While giving his opening remarks, Mr. Aamir Hasan said that in the last decade Pakistan has faced major natural disasters in the form of floods leading to a humanitarian crisis in the country. Pakistan is facing unprecedented challenges due to climate change and the country is not prepared to deal with these challenges. The natural disaster has also increased economic challenges along with food insecurity in the country.
Mr. Mahsud, Member NDMA said that moving forward Pakistan needs to develop policies to make it more resilient to natural disasters. Disaster Management is an evolved subject and NDMA 2010 Act was an important legislation in this regard. There is a need to strengthen coordination at the provincial and district levels. He added that Pakistan has national frameworks in place but what is lacking is their implementation. Risk assessment needs to be carried out across Pakistan to determine the vulnerable areas and actions should be taken accordingly.
He further said that Pakistan policy circles are more sensitised to take actions more efficiently after learning hard lessons from the previous natural disasters. Pakistan cannot reduce its risk completely but it can prepare for mitigation and adaptation. Resolving endemic issues along with climate disaster management is also vital and for that there is a need to keep the discussion active on this topic at the national level.

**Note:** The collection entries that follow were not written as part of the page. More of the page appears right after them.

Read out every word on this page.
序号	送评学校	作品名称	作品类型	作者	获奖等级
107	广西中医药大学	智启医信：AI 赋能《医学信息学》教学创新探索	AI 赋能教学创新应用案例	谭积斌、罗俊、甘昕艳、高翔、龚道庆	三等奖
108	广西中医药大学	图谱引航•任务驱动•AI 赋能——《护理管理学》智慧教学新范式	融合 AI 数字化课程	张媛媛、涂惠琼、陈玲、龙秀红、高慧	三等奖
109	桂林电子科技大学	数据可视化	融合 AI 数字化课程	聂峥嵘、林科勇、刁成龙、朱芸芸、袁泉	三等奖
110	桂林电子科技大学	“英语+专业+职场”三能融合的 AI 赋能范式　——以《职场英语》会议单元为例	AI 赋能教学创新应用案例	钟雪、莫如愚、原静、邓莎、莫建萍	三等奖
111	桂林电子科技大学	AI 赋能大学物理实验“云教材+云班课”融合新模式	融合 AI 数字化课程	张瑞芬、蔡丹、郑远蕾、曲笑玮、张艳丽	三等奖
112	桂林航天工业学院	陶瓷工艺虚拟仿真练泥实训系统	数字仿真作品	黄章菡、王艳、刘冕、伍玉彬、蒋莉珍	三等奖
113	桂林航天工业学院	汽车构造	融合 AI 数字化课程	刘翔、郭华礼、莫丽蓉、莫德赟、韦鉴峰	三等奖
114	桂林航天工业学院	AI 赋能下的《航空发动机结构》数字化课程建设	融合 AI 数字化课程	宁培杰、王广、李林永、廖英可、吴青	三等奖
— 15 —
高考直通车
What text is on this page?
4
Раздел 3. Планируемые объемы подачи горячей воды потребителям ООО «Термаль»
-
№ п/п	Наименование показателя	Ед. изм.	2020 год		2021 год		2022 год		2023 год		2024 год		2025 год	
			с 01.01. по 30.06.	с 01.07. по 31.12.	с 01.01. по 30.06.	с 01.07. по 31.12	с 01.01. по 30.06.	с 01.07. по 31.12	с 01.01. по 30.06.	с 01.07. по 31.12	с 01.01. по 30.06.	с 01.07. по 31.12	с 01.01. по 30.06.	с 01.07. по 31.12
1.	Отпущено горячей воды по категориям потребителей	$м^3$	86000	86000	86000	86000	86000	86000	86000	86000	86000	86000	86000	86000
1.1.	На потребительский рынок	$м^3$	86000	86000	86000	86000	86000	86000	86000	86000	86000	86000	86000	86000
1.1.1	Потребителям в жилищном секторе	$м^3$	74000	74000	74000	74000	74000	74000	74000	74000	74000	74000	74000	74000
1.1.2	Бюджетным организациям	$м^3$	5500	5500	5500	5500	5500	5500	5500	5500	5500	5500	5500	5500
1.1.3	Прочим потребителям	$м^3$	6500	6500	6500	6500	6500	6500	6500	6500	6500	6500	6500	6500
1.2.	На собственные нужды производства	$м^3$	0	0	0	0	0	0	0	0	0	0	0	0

During the panel discussion, Mr. Rashid said that PDMAs are still non-functional and district level coordination is missing. Furthermore, funding for disaster management has not increased in accordance with the losses incurred. Pakistan is also not utilising existing institutional capacity and end up creating new institutions after every disaster leading to decrease in institutional learning. He further emphasised that essential sectors like health, education, and agriculture need to be prioritised during reconstruction phase. Along with these, institutional roles need to be defined so that they can work efficiently which can be achieved through capacity building.
While sharing her views on the subject, Ms. Abbasi said that data and knowledge-based response is required for Pakistan to deal with disasters. Pakistan needs to strengthen its own constitutional rather than looking for handouts. Mental health arising out of disaster is also an important subject that needs to be looked into as it is a real thing. Furthermore, gender issues also need to be managed during disaster mitigation. Furthermore, aid coming into the country needs to reach the vulnerable people to ensure their social protection.
During his remarks Mr. Arshad said that 2022 floods are a wakeup call for Pakistan as disaster is a multi-layered calamity. Natural hazards should not be looked as a major threat but there needs to be a holistic approach. Policy, financing, implementation, regulatory institutions need to be looked into together as a collective. He further emphasised that scenario analysis and risk identification should be done at national and regional level. Contingent funds need to be set up for disasters so that country does not have to repurpose development funds and look for international financing.
Dr. Imran Khalid, while presenting his views said that climate change is not a major issue, rather lack of good governance is an issue in Pakistan. He further said that global warming targets are out of reach especially for vulnerable countries like Pakistan which impact it adversely. COP-27 will not be able to produce desired results as the developed world is not fulfilling its commitments. Moreover, policy and plans need to build on previous plans, but this is lacking in Pakistan. Disaster response needs to be taken seriously as inaction impacts the national security of Pakistan.
At the end, by Ambassador Khalid Mahmood, Chairman BoG, ISSI presented the Institutes souvenirs to the speakers.